Мягкая вода обнимала Машу. Теплая, ласковая, родная, она качала женщину на тугих своих волнах, охлаждала тревожный жар и успокаивала онемевшее от чего-то сердце. Спрятавшись среди мохнатых шапочек рогоза, похожих на ленинградское эскимо на палочке, Маша стянула с себя комбинашку. Вымыла волосы, простирнула бельишко и хорошенько отжала его. Надела снова – по пути высохнет – и вышла из воды.
Волосы струились по плечам, и слышно было, как звенят капли, срываясь с кончиков легких прядей. Словно музыка: кап… кап-кап… кап, кап, кап… А в воде луна отражается. А коростель трещит немазаной трещеткой, а сверчки пиликают на скрипках – все поет, все дышит, любит, рожает и рождается…
- Здравствуй, Машенька! – глухой голос с берега.
Холодом опалило лицо, и сразу же печной жар ударил по глазам.
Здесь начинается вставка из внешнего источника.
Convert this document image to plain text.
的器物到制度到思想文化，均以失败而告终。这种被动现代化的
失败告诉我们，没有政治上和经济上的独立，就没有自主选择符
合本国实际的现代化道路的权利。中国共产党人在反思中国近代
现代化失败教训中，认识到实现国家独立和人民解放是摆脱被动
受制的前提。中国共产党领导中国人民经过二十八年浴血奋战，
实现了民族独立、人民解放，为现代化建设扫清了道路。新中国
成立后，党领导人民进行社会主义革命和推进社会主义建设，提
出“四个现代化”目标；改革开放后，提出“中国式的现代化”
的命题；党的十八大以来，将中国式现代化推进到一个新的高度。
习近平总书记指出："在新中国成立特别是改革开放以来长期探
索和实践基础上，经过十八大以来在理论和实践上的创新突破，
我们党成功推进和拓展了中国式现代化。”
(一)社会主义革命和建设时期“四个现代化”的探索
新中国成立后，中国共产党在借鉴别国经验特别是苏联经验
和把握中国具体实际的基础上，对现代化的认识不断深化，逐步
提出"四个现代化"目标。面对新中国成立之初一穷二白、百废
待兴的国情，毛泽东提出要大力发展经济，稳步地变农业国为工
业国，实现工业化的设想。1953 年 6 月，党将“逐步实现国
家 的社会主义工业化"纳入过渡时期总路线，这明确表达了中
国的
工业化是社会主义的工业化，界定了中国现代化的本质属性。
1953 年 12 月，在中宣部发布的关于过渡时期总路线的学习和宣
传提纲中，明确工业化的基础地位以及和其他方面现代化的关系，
Силуэт на берегу. Высокий, сильный, плечи развернуты смело. Ноги на земле твердо стоят. Тельняшка под заношенным кителем вздымается в такт дыханию, а очи поблескивают – в зрачках луна пляшет.
Степан…
Маша назад, в озеро. Степан не двигается. Маша вдоль берега пробирается. А Степан не двигается. Призрак. Почудилось злое? Страх пронзил все Машино существо – бежать. И вдруг острой болью распороло ступню.
- Ах! – вскрикнула Маша, приподняв ногу – кровь хлещет. Острый осколок стекла торчит – нашелся идиот среди сидевших тут, коли додумался бутылку в озеро, где добрые люди купаются, кинуть.
Плеск воды, забухали высокие рыбацкие сапоги.
- Ах, ты, что же ты бежишь, не глядя, глупая ты! – причитает, пришептывает.
И Маша вдруг – на руках его. И губы близко, и запах от Степана лесной, здоровый, хороший. Усадил на бережку, умыл озерной водой. Не суетясь, но и не медля из рюкзака шкалик достал. Кровь со спиртом смешалась, пузырясь. Треснула ткань тельняшки, рану мягко затянул, завязал, и пальцы ноги Машиной касаются.
- Так и осталась ножка Золушкина. Какая была, такая и осталась… Маленькая. Ручищей по щиколотке погладил, и руку не убирает, дальше по телу ведет… В глазах две луны пьяно танцуют.
- Маша. Маша. Приехала моя Маша, вернулась моя Маша.
- Степан, не смей! – то ли шепчет она, то ли кричит. – Не смей!
Степан ей рот залепил поцелуем.
Нет, никто и никогда на всем белом свете не целовал ее так, как Степан…
Трещит коростель, филин ухает, пиликает сверчок… Утка, окруженная плотным кольцом малых утяток, смотрит, выслеживает бусинками умных глазенок, далеко ли люди, не угробят ли они ее деток? Далеко. Не угробят. Утка, успокоившись, замирает, спрятав клюв под крыло.